Will JPMorgan settlement will hurt efforts to privatize mortgage market?

by Ryan Smith25 Nov 2013
The terms of JPMorgan Chase’s record $13bn mortgage-bond settlement with the government will undermine Washington’s efforts to move mortgage-market risk from taxpayers to private capital, according to the world’s largest money manager.

BlackRock, Inc., has criticized the settlement as unfair to investors, according to a Bloomberg report. That unfairness, says BlackRock, will cause investors to shy away from pumping capital into the mortgage market.

“Washington has a public policy goal of reducing the role that the government plays in the housing-finance market, and at the same time we now have a series of settlements where no investors were at the table and where money toward the settlements may come from investors’ pockets,” BlackRock Vice Chair Barbara Novick told Bloomberg. “It discourages the allocation of private capital to mortgage credit."

Under the terms of the settlement, JPMorgan admitted that it misled investors about the quality of its mortgage-backed securities. The lending giant also must allocate billions of dollars to helping underwater homeowners, writing down loan values and lowering monthly payments – a requirement which finance analytics firm Graham Fisher & Co. analyst Joshua Rosner pounced on.

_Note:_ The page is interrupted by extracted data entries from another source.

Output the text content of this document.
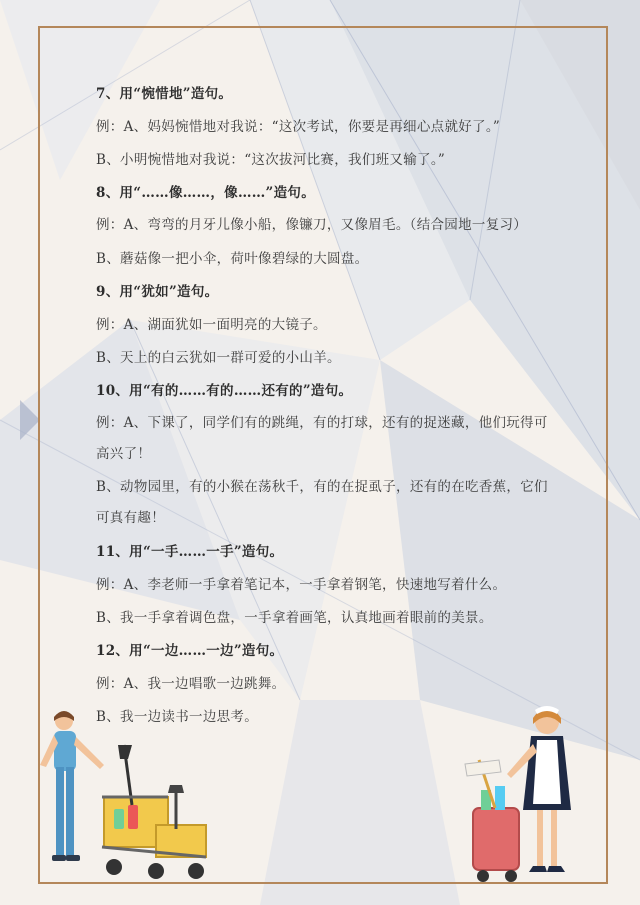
7、用“惋惜地”造句。

例：A、妈妈惋惜地对我说：“这次考试，你要是再细心点就好了。”

B、小明惋惜地对我说：“这次拔河比赛，我们班又输了。”

8、用“……像……，像……”造句。

例：A、弯弯的月牙儿像小船，像镰刀，又像眉毛。（结合园地一复习）

B、蘑菇像一把小伞，荷叶像碧绿的大圆盘。

9、用“犹如”造句。

例：A、湖面犹如一面明亮的大镜子。

B、天上的白云犹如一群可爱的小山羊。

10、用“有的……有的……还有的”造句。

例：A、下课了，同学们有的跳绳，有的打球，还有的捉迷藏，他们玩得可高兴了！

B、动物园里，有的小猴在荡秋千，有的在捉虱子，还有的在吃香蕉，它们可真有趣！

11、用“一手……一手”造句。

例：A、李老师一手拿着笔记本，一手拿着钢笔，快速地写着什么。

B、我一手拿着调色盘，一手拿着画笔，认真地画着眼前的美景。

12、用“一边……一边”造句。

例：A、我一边唱歌一边跳舞。

B、我一边读书一边思考。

“These were claims about investments where investors were misled,” Rosner told Bloomberg. “Why is money going to consumers?”

Justice Department spokesperson Adora Andy Jenkins told Bloomberg that JPMorgan would only give underwater homeowners loan modifications “if they are in the best interest of the investor and in accordance with the bank’s agreements with the investors. So when these modifications are made, it’s because they’re good for investors, consumers and neighborhoods across the country that are still recovering from the financial crisis.”

But Novick wasn’t buying. “That’s hard for us as investors to measure,” she said. “We don’t get enough transparency into what’s going on.”